John-George Nicholson, 48, grew up in the care system, and first applied for his care records almost 25 years ago. He received a bundle of 126 pages that became one of his most important possessions – one of the few things he packed when he went travelling.
He recently found out that hundreds of pages had been omitted, and he now has a set of almost 800 pages that he never knew existed.
“I don’t understand how it’s possible to get such different files. How are the records kept? Why is it that suddenly, later on, there were more records? That’s a really big chunk of my life,” he said. “They are tough and often traumatic to read, but they are also a kind of treasure chest.
“When you’re trying to make sense of what it’s like to grow up without your parents and in other people’s houses, you want people to take care over how they document that.”
He has also struggled with the extensive redaction in the files, which included the name of his brother who he grew up with, and who recently died unexpectedly.
“There’s something about him being redacted in that way that is really difficult to see.
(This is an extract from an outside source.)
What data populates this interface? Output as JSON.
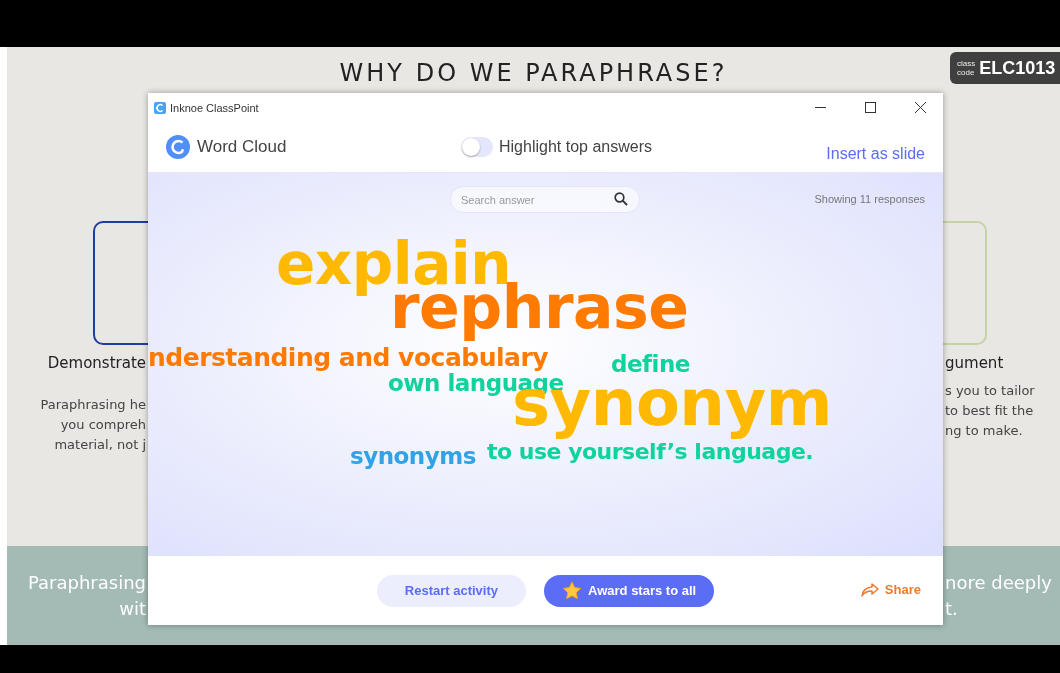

It just seems farcical to me. When you’ve grown up in the care system, you’re often last in the queue of what matters to people. The first thing in the queue is they want to protect themselves,” he said.
Edwards said access to records was important for individuals but also in holding services to account, pointing to last year’s landmark report in New Zealand that found 200,000 children were abused in state care.
He is spearheading a Better Records Together campaign, with new standards on how to handle requests and a UK-wide pilot monitoring the performance of 19 organisations.
Jackie McCartney, a care-experienced campaigner and ambassador for the Rees Foundation, said: “I can remember the social worker arriving with my care records – she carried one old battered brown box. That was all I was worth. That box was my life story of residential care, with 16 years of my life inside.
“She told me not to worry – ‘there’s not a lot in there’. I can still feel the pain and disappointment. My records were not even in date order, with whole years of my life missing. The whole process must have more compassion and care.”
Responding to the research by the ICO, Amanda Hopgood, the chair of the Local Government Association’s Children, Young People and Families Committee, said: “Councils want to ensure people have access to their care records without delay and to be able to move more quickly on releasing records.
“However, many councils lack the resource to do so, as a result of historic funding pressures. There is also the additional challenge of older records being generally paper-based, so this can require more work and take longer.”